In jedem Fall hoffe ich, dass Ihr, Eleonore, Caroline und, so Gott will, Euer Baby wohlauf seid und von übertrieben diensteifrigen holländischen Schwestern versorgt werdet. Schreibt mir doch, sobald Ihr Euch dazu in der Lage fühlt.
Leibniz
 
 
P.S.: Ich ärgere mich so sehr über Newtons mystische Behandlung der Kraft, dass ich derzeit eine neue Disziplin entwickle, die ausschließlich der Untersuchung dieses Themas gewidmet ist. Ich erwäge, sie »Dynamik« zu nennen, was von dem griechischen Wort für Kraft abgeleitet ist – was haltet Ihr von dem Namen? Denn ich beherrsche vielleicht das Griechische vorwärts und rückwärts, aber Ihr habt Geschmack.

Den Haag
    AUGUST 1689
Lieber Doktor,
bei »Dynamik« denke ich nicht nur an Kraft, sondern auch an Dynastien, die, oft im Verborgenen, Kräfte nutzen, um sich selbst zu erhalten – so wie die Sonne Kräfte rätselhafter Art benutzt, um die Planeten dazu zu bewegen, ihr ihre Aufwartung zu machen. Deshalb finde ich, dieser Name klingt gut, zumal da Ihr gerade ein Experte in neuen und alten Dynastien werdet und so geschickt darin seid, große Kräfte einander gegenüberzustellen. Und soweit Worte Namen für Dinge sind und die Namensgebung dem Namensgeber eine Art Macht verleiht, ist es sehr schlau von Euch, Eure Einwände gegen Newtons Arbeit unmittelbar in den Namen Eurer neuen Disziplin einzubauen. Ich möchte Euch nur darauf hinweisen, dass die Grenze zwischen »genial« (was als gute Eigenschaft gilt) und »schlau« (was Argwohn erweckt) genauso verschwommen ist wie heutzutage die meisten Grenzen im Christentum. Engländer reagieren auf Schlauheit besonders misstrauisch, was seltsam ist, weil sie selbst so schlau sind, und sie sind es gewohnt, die Grenze so zu ziehen, dass sämtliche Arbeiten von Newton (oder einem anderen Engländer) im Land namens »Genialität« beheimatet sind, während Ihr in das Land mit Namen »Schlauheit« verbannt werdet. Und um die Engländer muss man sich kümmern, denn sie scheinen sämtliche Landkarten zu zeichnen. Huygens begab sich in die Royal Society, weil er das Gefühl hatte, dies sei der einzige Ort auf der Welt (abgesehen von jedwedem Raum, in dem Ihr Euch zufällig aufhaltet), wo er ein Gespräch führen könnte, ohne sich zu Tode zu langweilen. Und trotz der ständigen Beschimpfungen durch Mr. Hooke will er dort nicht mehr weg.

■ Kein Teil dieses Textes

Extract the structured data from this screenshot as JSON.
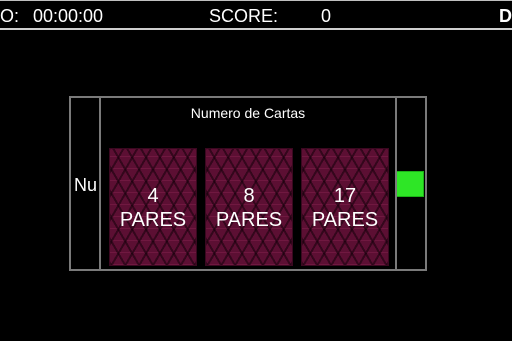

Ich habe mir Zeit damit gelassen, über mich selbst zu schreiben. Das liegt zum Teil daran, dass das Vorhandensein dieses Briefes an sich schon beweist, dass ich lebe. Es hat aber auch damit zu tun, dass ich mich nur schwer überwinden kann, über das Baby zu schreiben – möge Gott seiner kleinen Seele gnädig sein. Denn mittlerweile ist es bei den Engeln im Himmel.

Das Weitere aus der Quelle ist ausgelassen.